Мне могут сказать: а не слишком ли мало разбора самих произведений Лермонтова? Что на это можно ответить? Я пишу не школьное пособие, и нет лучшего «разбора» произведений поэта, чем чтение его книг.

Следует помнить, что о Лермонтове написано много. Попутно написано немало и о его многочисленных друзьях и родственникахизвестных, полузабытых и вовсе не известных. О Лермонтове, я уверен, будут еще писать и писать. И, наверное, каждая новая книга будет иною, чем предыдущие. Было бы очень грустно, если бы они повторяли друг друга. Самое утешительное в этой ситуации то, что каждый может взять в руки перо, чистые листы бумаги и попытаться написать о поэте, сообразуясь со своим вкусом и познаниями. Все это пойдет в нашу общую литературную копилку.

Ночь у Красных ворот

В мире творилось что-то странное: в эту ночь над московским домом у Красных ворот позабыли зажечь звезду. И волхвы не искали сюда дороги.

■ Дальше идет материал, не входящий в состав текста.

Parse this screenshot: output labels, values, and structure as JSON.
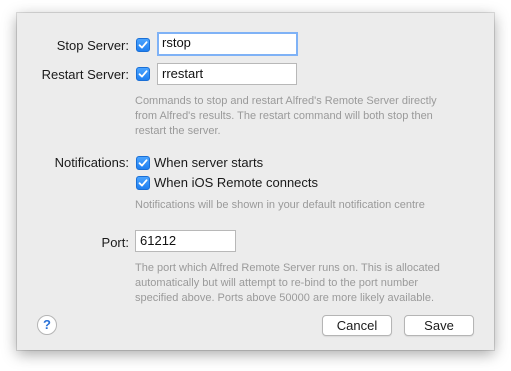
{
  "stop_server": {
    "label": "Stop Server:",
    "checked": true,
    "value": "rstop"
  },
  "restart_server": {
    "label": "Restart Server:",
    "checked": true,
    "value": "rrestart"
  },
  "commands_help": [
    "Commands to stop and restart Alfred's Remote Server directly",
    "from Alfred's results. The restart command will both stop then",
    "restart the server."
  ],
  "notifications": {
    "label": "Notifications:",
    "options": [
      {
        "label": "When server starts",
        "checked": true
      },
      {
        "label": "When iOS Remote connects",
        "checked": true
      }
    ],
    "help": "Notifications will be shown in your default notification centre"
  },
  "port": {
    "label": "Port:",
    "value": "61212",
    "help": [
      "The port which Alfred Remote Server runs on. This is allocated",
      "automatically but will attempt to re-bind to the port number",
      "specified above. Ports above 50000 are more likely available."
    ]
  },
  "buttons": {
    "help": "?",
    "cancel": "Cancel",
    "save": "Save"
  },
  "colors": {
    "accent": "#1f7ff0",
    "sheet_bg": "#ececec",
    "help_text": "#9a9a9a"
  }
}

Может быть, потому, что в небе не оказалось путеводной звезды. Но скорее всего другое: вот уже восемнадцать веков тому, как мир не видел чудес и позабылись времена, когда «солнце останавливали словом, словом разрушали города».

Это странное явление станет ощутимей, когда сын человеческий – спустя двадцать семь без малого лет – почиет вечным сном на кавказской земле. Но и тогда не содрогнутся горы, и великое землетрясение не потревожит людей, и не разверзнутся могилы на горах и в долинах. И это несправедливо!

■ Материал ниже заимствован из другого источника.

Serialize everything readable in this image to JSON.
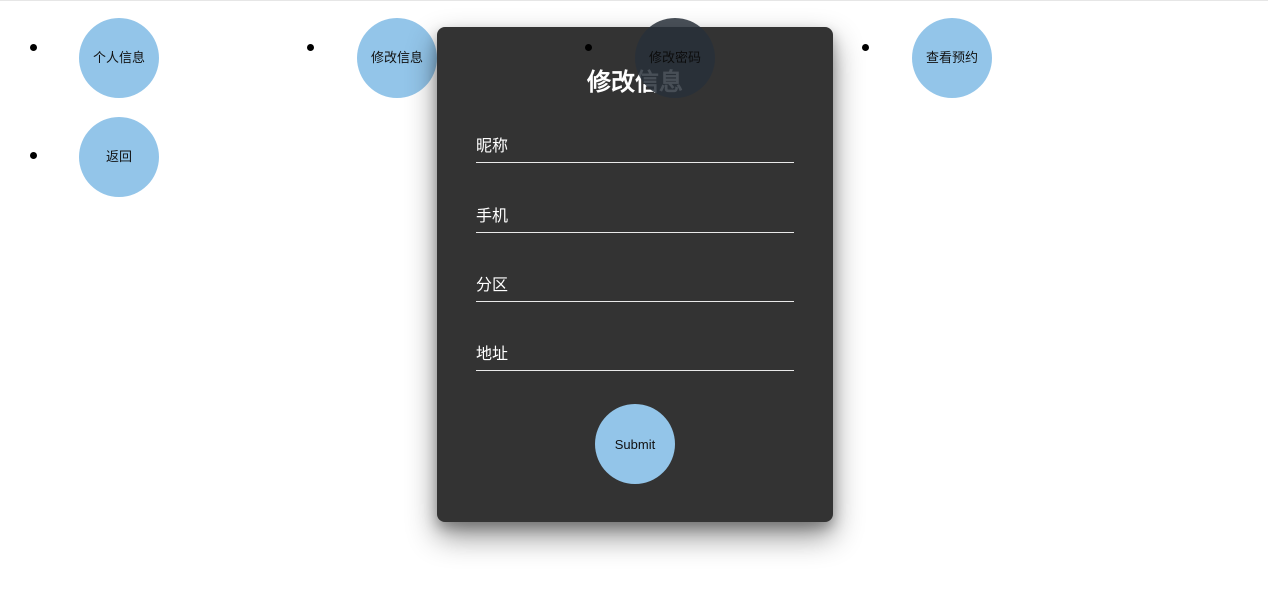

Но мир привык к несправедливости. С той самой поры, когда человек нашел в себе силы встать на ноги и гордо запрокинуть голову. Именно с той поры несправедливость, кажется, преследует его. Вполне возможно, что человек сам породил ее. Что она – его родное детище. Но все-таки следует отдать и должное человеку: он никогда не примирится с несправедливостью, и он ее первый, неумолимый враг. Ясно одно: наш мир далек от совершенства. С одной стороны, грустно произносить эти слова. Но с другой, – я уверен – этот непреложный факт направляет энергию рода человеческого на совершенствование жизни…


Итак, над Красными воротами не видно было библейской звезды. Зато почти всю ночь в самом доме горел свет и суетились люди. Спали только хозяева дома – семья генерал-майора Федора Толя, сдавшего несколько комнат отставному капитану Юрию Петровичу Лермонтову.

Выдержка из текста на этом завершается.